ViaGen, 2002 yılında kuruldu. O yıl hayvan DNA’sını müdafaaya ve saklamaya başladılar fakat köpekleri ve kedileri klonlama çalışmalarını 2015 yılına kadar hayata geçirmediler.

Şirketin müşteri hizmetleri müdürü Melain Rodriguez, evcil hayvanlarının DNA’sını müdafaaya aldıran müşterilerin yaklaşık yüzde 10’unun nihayetinde klonlama sürecine başladığını söylüyor. Hücreleri müdafaaya aldıran öteki yüzde 90’lık kısım ise kararsızlığını sürdürüyor. Öte yandan hücreler için bir “son kullanım tarihi” de bulunmuyor.
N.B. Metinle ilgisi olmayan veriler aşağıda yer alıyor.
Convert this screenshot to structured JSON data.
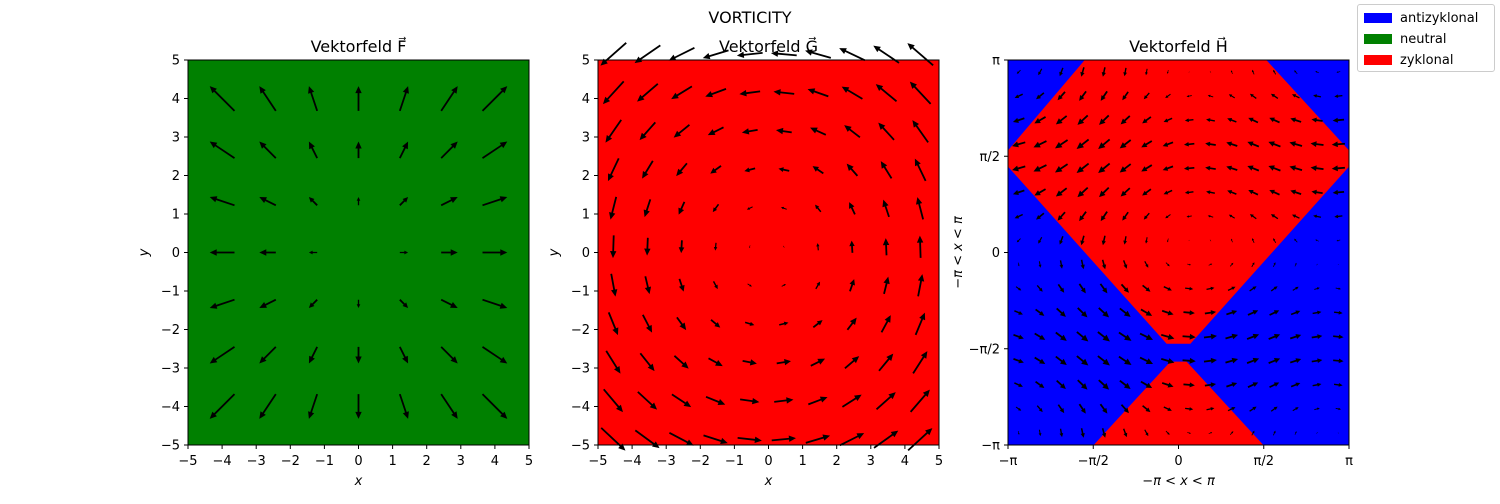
{
  "suptitle": "VORTICITY",
  "legend": {
    "position": "top-right",
    "items": [
      {
        "label": "antizyklonal",
        "color": "#0000ff"
      },
      {
        "label": "neutral",
        "color": "#008000"
      },
      {
        "label": "zyklonal",
        "color": "#ff0000"
      }
    ]
  },
  "chart_data": [
    {
      "type": "quiver",
      "title": "Vektorfeld F⃗",
      "xlabel": "x",
      "ylabel": "y",
      "xlim": [
        -5,
        5
      ],
      "ylim": [
        -5,
        5
      ],
      "xticks": [
        "−5",
        "−4",
        "−3",
        "−2",
        "−1",
        "0",
        "1",
        "2",
        "3",
        "4",
        "5"
      ],
      "yticks": [
        "−5",
        "−4",
        "−3",
        "−2",
        "−1",
        "0",
        "1",
        "2",
        "3",
        "4",
        "5"
      ],
      "background": "neutral",
      "background_color": "#008000",
      "field": {
        "u": "x",
        "v": "y",
        "grid": [
          -4,
          4,
          8
        ]
      },
      "vorticity": 0
    },
    {
      "type": "quiver",
      "title": "Vektorfeld G⃗",
      "xlabel": "x",
      "ylabel": "y",
      "xlim": [
        -5,
        5
      ],
      "ylim": [
        -5,
        5
      ],
      "xticks": [
        "−5",
        "−4",
        "−3",
        "−2",
        "−1",
        "0",
        "1",
        "2",
        "3",
        "4",
        "5"
      ],
      "yticks": [
        "−5",
        "−4",
        "−3",
        "−2",
        "−1",
        "0",
        "1",
        "2",
        "3",
        "4",
        "5"
      ],
      "background": "zyklonal",
      "background_color": "#ff0000",
      "field": {
        "u": "-y",
        "v": "x",
        "grid": [
          -5,
          5,
          10
        ]
      },
      "vorticity": 2
    },
    {
      "type": "quiver",
      "title": "Vektorfeld H⃗",
      "xlabel": "−π < x < π",
      "ylabel": "−π < x < π",
      "xlim": [
        -3.1416,
        3.1416
      ],
      "ylim": [
        -3.1416,
        3.1416
      ],
      "xticks": [
        "−π",
        "−π/2",
        "0",
        "π/2",
        "π"
      ],
      "yticks": [
        "−π",
        "−π/2",
        "0",
        "π/2",
        "π"
      ],
      "background": "mixed",
      "regions": [
        {
          "label": "zyklonal",
          "polygon": [
            [
              -1.73,
              3.14
            ],
            [
              1.62,
              3.14
            ],
            [
              3.14,
              1.67
            ],
            [
              3.14,
              1.4
            ],
            [
              0.22,
              -1.49
            ],
            [
              -0.22,
              -1.49
            ],
            [
              -3.14,
              1.4
            ],
            [
              -3.14,
              1.67
            ]
          ]
        },
        {
          "label": "zyklonal",
          "polygon": [
            [
              -1.56,
              -3.14
            ],
            [
              1.56,
              -3.14
            ],
            [
              0.15,
              -1.78
            ],
            [
              -0.15,
              -1.78
            ]
          ]
        }
      ],
      "other_region": "antizyklonal"
    }
  ]
}
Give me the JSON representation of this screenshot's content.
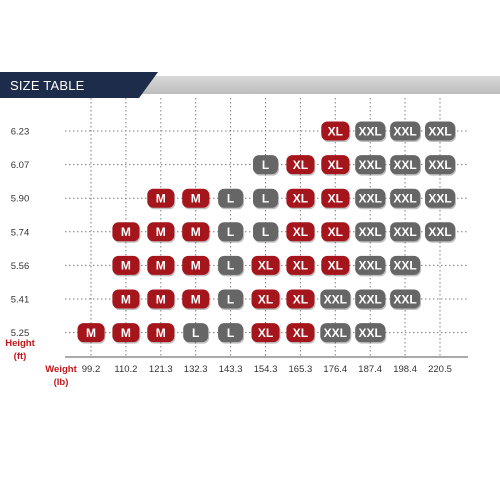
{
  "header": {
    "title": "SIZE TABLE"
  },
  "colors": {
    "M": "#a5161c",
    "XL": "#a5161c",
    "L": "#666666",
    "XXL": "#666666",
    "header_dark": "#1d2c4a",
    "header_light": "#c8c8c8",
    "grid": "#7f7f7f",
    "axis_name": "#c0161b"
  },
  "chart_data": {
    "type": "table",
    "title": "SIZE TABLE",
    "ylabel": "Height",
    "ylabel_unit": "(ft)",
    "xlabel": "Weight",
    "xlabel_unit": "(lb)",
    "x": [
      "99.2",
      "110.2",
      "121.3",
      "132.3",
      "143.3",
      "154.3",
      "165.3",
      "176.4",
      "187.4",
      "198.4",
      "220.5"
    ],
    "y": [
      "6.23",
      "6.07",
      "5.90",
      "5.74",
      "5.56",
      "5.41",
      "5.25"
    ],
    "cells": [
      [
        "",
        "",
        "",
        "",
        "",
        "",
        "",
        "XL",
        "XXL",
        "XXL",
        "XXL"
      ],
      [
        "",
        "",
        "",
        "",
        "",
        "L",
        "XL",
        "XL",
        "XXL",
        "XXL",
        "XXL"
      ],
      [
        "",
        "",
        "M",
        "M",
        "L",
        "L",
        "XL",
        "XL",
        "XXL",
        "XXL",
        "XXL"
      ],
      [
        "",
        "M",
        "M",
        "M",
        "L",
        "L",
        "XL",
        "XL",
        "XXL",
        "XXL",
        "XXL"
      ],
      [
        "",
        "M",
        "M",
        "M",
        "L",
        "XL",
        "XL",
        "XL",
        "XXL",
        "XXL",
        ""
      ],
      [
        "",
        "M",
        "M",
        "M",
        "L",
        "XL",
        "XL",
        "XXL",
        "XXL",
        "XXL",
        ""
      ],
      [
        "M",
        "M",
        "M",
        "L",
        "L",
        "XL",
        "XL",
        "XXL",
        "XXL",
        "",
        ""
      ]
    ],
    "grid": true
  }
}
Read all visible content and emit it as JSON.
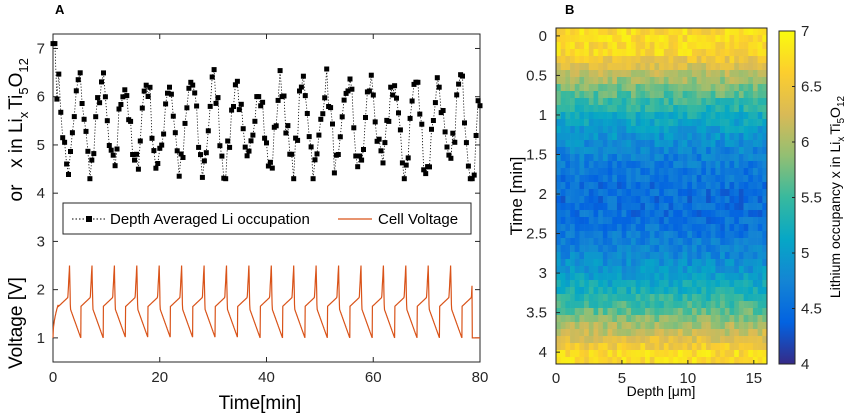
{
  "chart_data": [
    {
      "panel": "A",
      "type": "line",
      "xlabel": "Time[min]",
      "ylabel_parts": {
        "top": "x in Li",
        "top_sub1": "x",
        "top_mid": "Ti",
        "top_sub2": "5",
        "top_end": "O",
        "top_sub3": "12",
        "or": "or",
        "bottom": "Voltage [V]"
      },
      "xlim": [
        0,
        80
      ],
      "ylim": [
        0.5,
        7.3
      ],
      "xticks": [
        "0",
        "20",
        "40",
        "60",
        "80"
      ],
      "xtick_values": [
        0,
        20,
        40,
        60,
        80
      ],
      "yticks": [
        "1",
        "2",
        "3",
        "4",
        "5",
        "6",
        "7"
      ],
      "ytick_values": [
        1,
        2,
        3,
        4,
        5,
        6,
        7
      ],
      "legend": {
        "items": [
          "Depth Averaged Li occupation",
          "Cell Voltage"
        ],
        "placement": "center"
      },
      "series": [
        {
          "name": "Depth Averaged Li occupation",
          "style": "dotted line with square markers",
          "color": "#000000",
          "cycles": 19,
          "period_min": 4.2,
          "range": [
            4.3,
            6.6
          ],
          "start": 7.1
        },
        {
          "name": "Cell Voltage",
          "style": "solid",
          "color": "#d95319",
          "cycles": 19,
          "period_min": 4.2,
          "range": [
            1.0,
            2.5
          ]
        }
      ]
    },
    {
      "panel": "B",
      "type": "heatmap",
      "xlabel": "Depth [μm]",
      "ylabel": "Time [min]",
      "xlim": [
        0,
        16
      ],
      "ylim": [
        4.15,
        -0.1
      ],
      "xticks": [
        "0",
        "5",
        "10",
        "15"
      ],
      "xtick_values": [
        0,
        5,
        10,
        15
      ],
      "yticks": [
        "0",
        "0.5",
        "1",
        "1.5",
        "2",
        "2.5",
        "3",
        "3.5",
        "4"
      ],
      "ytick_values": [
        0,
        0.5,
        1,
        1.5,
        2,
        2.5,
        3,
        3.5,
        4
      ],
      "colorbar": {
        "label_parts": {
          "main": "Lithium occupancy x in Li",
          "sub1": "x",
          "mid": "Ti",
          "sub2": "5",
          "end": "O",
          "sub3": "12"
        },
        "range": [
          4,
          7
        ],
        "ticks": [
          "4",
          "4.5",
          "5",
          "5.5",
          "6",
          "6.5",
          "7"
        ],
        "tick_values": [
          4,
          4.5,
          5,
          5.5,
          6,
          6.5,
          7
        ],
        "colormap": "parula"
      },
      "grid_cols": 45,
      "grid_rows": 48,
      "profile": {
        "top_value": 6.7,
        "min_value": 4.5,
        "min_time": 2.1,
        "bottom_value": 6.7
      }
    }
  ]
}
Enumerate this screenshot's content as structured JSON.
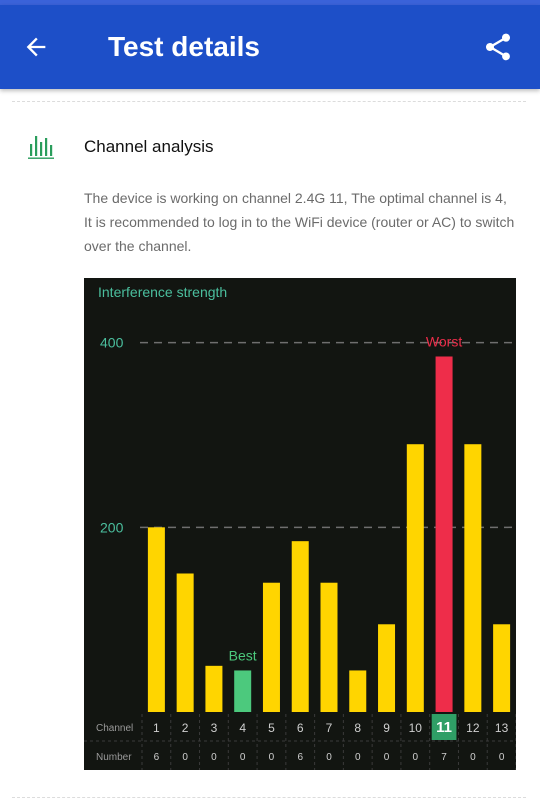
{
  "header": {
    "title": "Test details",
    "back_icon": "arrow-back-icon",
    "share_icon": "share-icon",
    "color": "#1d4fc8"
  },
  "section": {
    "icon": "bar-chart-icon",
    "title": "Channel analysis",
    "description": "The device is working on channel 2.4G 11, The optimal channel is 4, It is recommended to log in to the WiFi device (router or AC) to switch over the channel."
  },
  "chart_data": {
    "type": "bar",
    "title": "Interference strength",
    "categories": [
      "1",
      "2",
      "3",
      "4",
      "5",
      "6",
      "7",
      "8",
      "9",
      "10",
      "11",
      "12",
      "13"
    ],
    "values": [
      200,
      150,
      50,
      45,
      140,
      185,
      140,
      45,
      95,
      290,
      385,
      290,
      95
    ],
    "ylim": [
      0,
      470
    ],
    "yticks": [
      200,
      400
    ],
    "grid": true,
    "row_labels": {
      "channel": "Channel",
      "number": "Number"
    },
    "numbers": [
      "6",
      "0",
      "0",
      "0",
      "0",
      "6",
      "0",
      "0",
      "0",
      "0",
      "7",
      "0",
      "0"
    ],
    "best_channel_index": 3,
    "worst_channel_index": 10,
    "current_channel_index": 10,
    "best_label": "Best",
    "worst_label": "Worst",
    "colors": {
      "normal": "#ffd500",
      "best": "#4cc97d",
      "worst": "#ee2d4a",
      "grid": "#6e6e6e",
      "axis_text": "#4bbf9e",
      "cell_text": "#cfcfcf",
      "background": "#121511"
    }
  }
}
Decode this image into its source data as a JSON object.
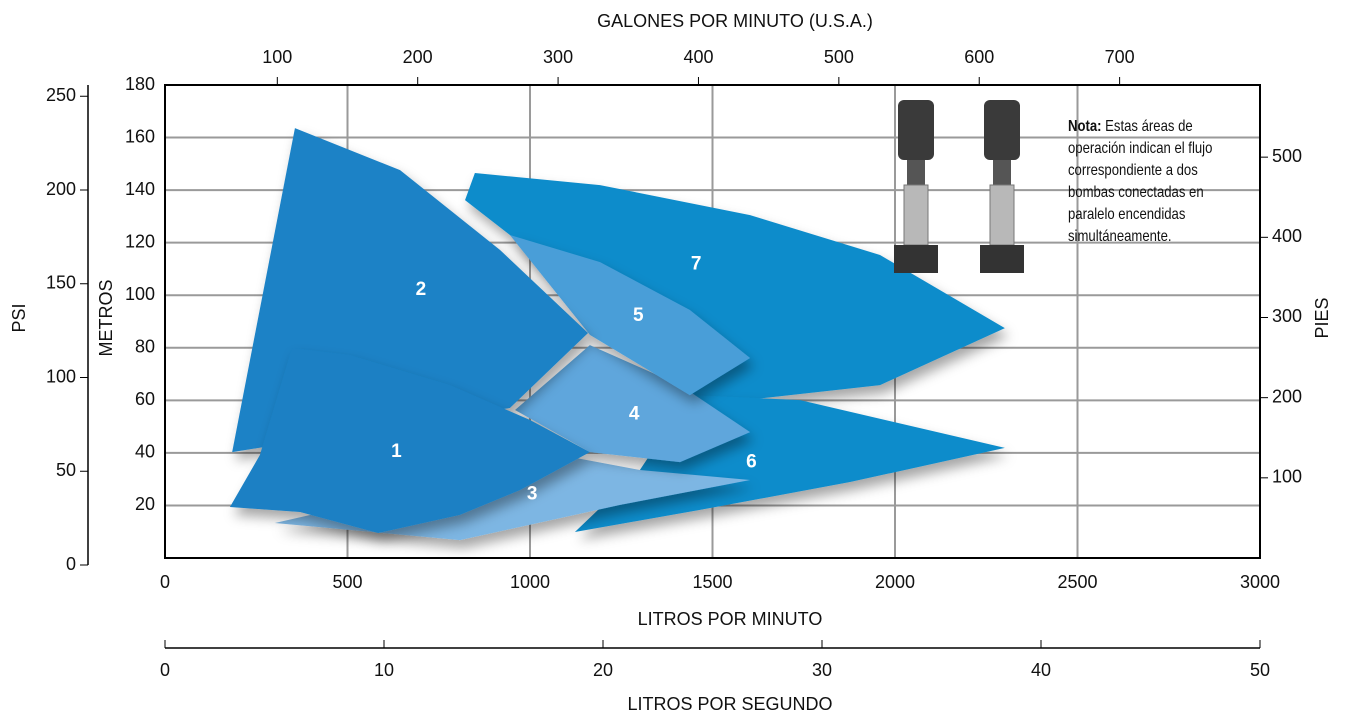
{
  "chart_data": {
    "type": "polygon",
    "x_label": "LITROS POR MINUTO",
    "y_label": "METROS",
    "xlim": [
      0,
      3000
    ],
    "xticks": [
      0,
      500,
      1000,
      1500,
      2000,
      2500,
      3000
    ],
    "ylim": [
      0,
      180
    ],
    "yticks": [
      20,
      40,
      60,
      80,
      100,
      120,
      140,
      160,
      180
    ],
    "grid": true,
    "top_axis": {
      "label": "GALONES POR MINUTO (U.S.A.)",
      "lim": [
        20,
        800
      ],
      "ticks": [
        100,
        200,
        300,
        400,
        500,
        600,
        700
      ]
    },
    "y2_label": "PIES",
    "y2lim": [
      0,
      590
    ],
    "y2ticks": [
      100,
      200,
      300,
      400,
      500
    ],
    "psi_axis": {
      "label": "PSI",
      "lim": [
        0,
        256
      ],
      "ticks": [
        0,
        50,
        100,
        150,
        200,
        250
      ]
    },
    "lps_axis": {
      "label": "LITROS POR SEGUNDO",
      "lim": [
        0,
        50
      ],
      "ticks": [
        0,
        10,
        20,
        30,
        40,
        50
      ]
    },
    "series": [
      {
        "name": "1",
        "color": "#1a80c4",
        "x": [
          178,
          260,
          348,
          507,
          781,
          1000,
          1164,
          973,
          808,
          584,
          370
        ],
        "y": [
          19.4,
          39.2,
          79.9,
          77.2,
          65.8,
          52.5,
          40.3,
          25.9,
          16.4,
          9.5,
          17.5
        ]
      },
      {
        "name": "2",
        "color": "#1b82c6",
        "x": [
          184,
          356,
          644,
          918,
          1159,
          945
        ],
        "y": [
          40.3,
          163.6,
          147.6,
          117.2,
          85.6,
          57.1
        ]
      },
      {
        "name": "3",
        "color": "#7db6e3",
        "x": [
          301,
          699,
          1082,
          1301,
          1603,
          1247,
          808
        ],
        "y": [
          13.3,
          25.9,
          39.2,
          33.5,
          29.7,
          20.2,
          6.8
        ]
      },
      {
        "name": "4",
        "color": "#5ea6dc",
        "x": [
          959,
          1164,
          1411,
          1603,
          1411,
          1164
        ],
        "y": [
          56.3,
          81,
          65.8,
          47.9,
          36.5,
          40.3
        ]
      },
      {
        "name": "5",
        "color": "#4a9ed8",
        "x": [
          945,
          1192,
          1438,
          1603,
          1438,
          1164
        ],
        "y": [
          122.9,
          112.6,
          94.4,
          76.1,
          62,
          84.9
        ]
      },
      {
        "name": "6",
        "color": "#0f8ccb",
        "x": [
          1438,
          1740,
          2301,
          1877,
          1466,
          1123,
          1301
        ],
        "y": [
          62,
          60.1,
          41.9,
          28.9,
          18.3,
          9.9,
          33.5
        ]
      },
      {
        "name": "7",
        "color": "#0f8ccb",
        "x": [
          822,
          849,
          1192,
          1603,
          1959,
          2301,
          1959,
          1466,
          945
        ],
        "y": [
          136.2,
          146.5,
          141.9,
          130.5,
          115.3,
          87.5,
          65.8,
          58.2,
          122.9
        ]
      }
    ],
    "note": {
      "label": "Nota:",
      "lines": [
        "Estas áreas de",
        "operación indican el flujo",
        "correspondiente a dos",
        "bombas conectadas en",
        "paralelo encendidas",
        "simultáneamente."
      ]
    }
  }
}
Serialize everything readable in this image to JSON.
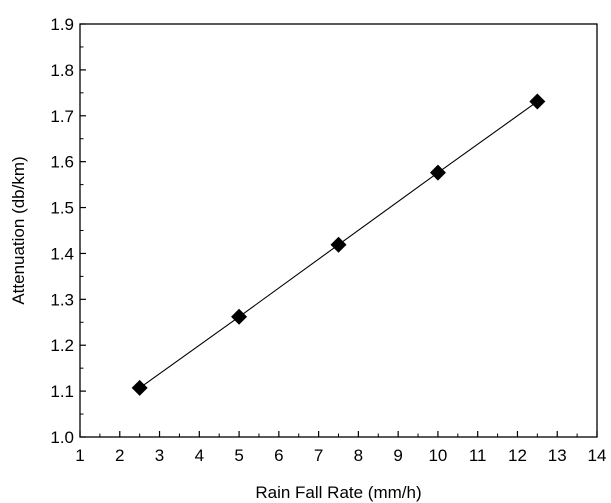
{
  "chart_data": {
    "type": "line",
    "title": "",
    "xlabel": "Rain Fall Rate (mm/h)",
    "ylabel": "Attenuation (db/km)",
    "xlim": [
      1,
      14
    ],
    "ylim": [
      1.0,
      1.9
    ],
    "x_ticks": [
      "1",
      "2",
      "3",
      "4",
      "5",
      "6",
      "7",
      "8",
      "9",
      "10",
      "11",
      "12",
      "13",
      "14"
    ],
    "y_ticks": [
      "1.0",
      "1.1",
      "1.2",
      "1.3",
      "1.4",
      "1.5",
      "1.6",
      "1.7",
      "1.8",
      "1.9"
    ],
    "grid": false,
    "legend": "none",
    "marker": "diamond",
    "line_color": "#000000",
    "marker_color": "#000000",
    "series": [
      {
        "x": [
          2.5,
          5,
          7.5,
          10,
          12.5
        ],
        "y": [
          1.107,
          1.262,
          1.419,
          1.576,
          1.731
        ]
      }
    ]
  }
}
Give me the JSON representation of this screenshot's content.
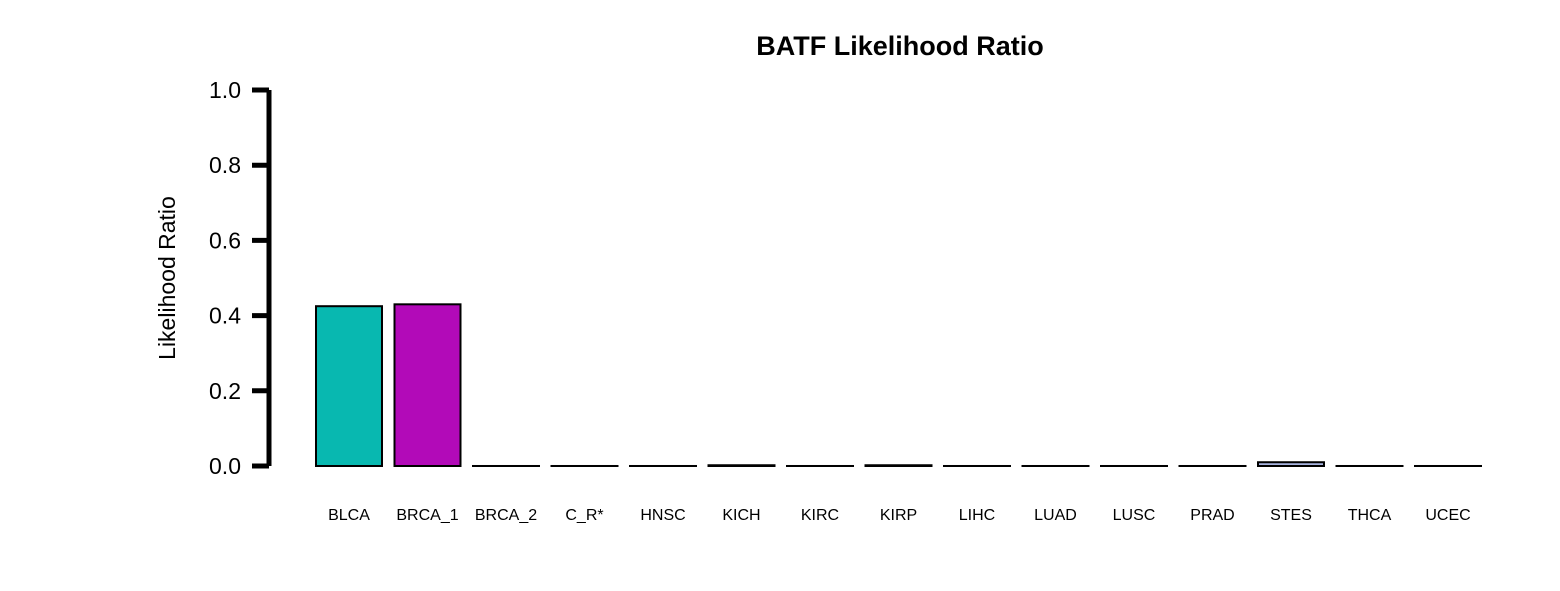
{
  "chart_data": {
    "type": "bar",
    "title": "BATF Likelihood Ratio",
    "xlabel": "",
    "ylabel": "Likelihood Ratio",
    "ylim": [
      0,
      1
    ],
    "yticks": [
      "0.0",
      "0.2",
      "0.4",
      "0.6",
      "0.8",
      "1.0"
    ],
    "categories": [
      "BLCA",
      "BRCA_1",
      "BRCA_2",
      "C_R*",
      "HNSC",
      "KICH",
      "KIRC",
      "KIRP",
      "LIHC",
      "LUAD",
      "LUSC",
      "PRAD",
      "STES",
      "THCA",
      "UCEC"
    ],
    "values": [
      0.425,
      0.43,
      0.0,
      0.0,
      0.0,
      0.002,
      0.0,
      0.002,
      0.0,
      0.0,
      0.0,
      0.0,
      0.01,
      0.0,
      0.0
    ],
    "colors": [
      "#08b8b0",
      "#b20ab8",
      "#ffffff",
      "#ffffff",
      "#ffffff",
      "#ffffff",
      "#ffffff",
      "#ffffff",
      "#ffffff",
      "#ffffff",
      "#ffffff",
      "#ffffff",
      "#a8b4e0",
      "#ffffff",
      "#ffffff"
    ],
    "grid": false,
    "legend": "none"
  }
}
Rodriguez, “17 yıl boyunca hayvanının hücrelerini depolayan ve artık klonlatan müşterilerimiz dahi var. Düşünsenize, 25 yıl evvel yaşayan köpeğinizin DNA’sından gelen yeni bir köpeğiniz var. Bu sahiden inanılmaz bir şey” tabirlerini kullanıyor.

Şirket, şimdiye kadar kaç klon yaptığını açıklamıyor lakin Rodriguez “Yüzlerce” diyor ve yıllar geçtikçe bu sürecin daha da tanınan hale geleceğini sav ediyor.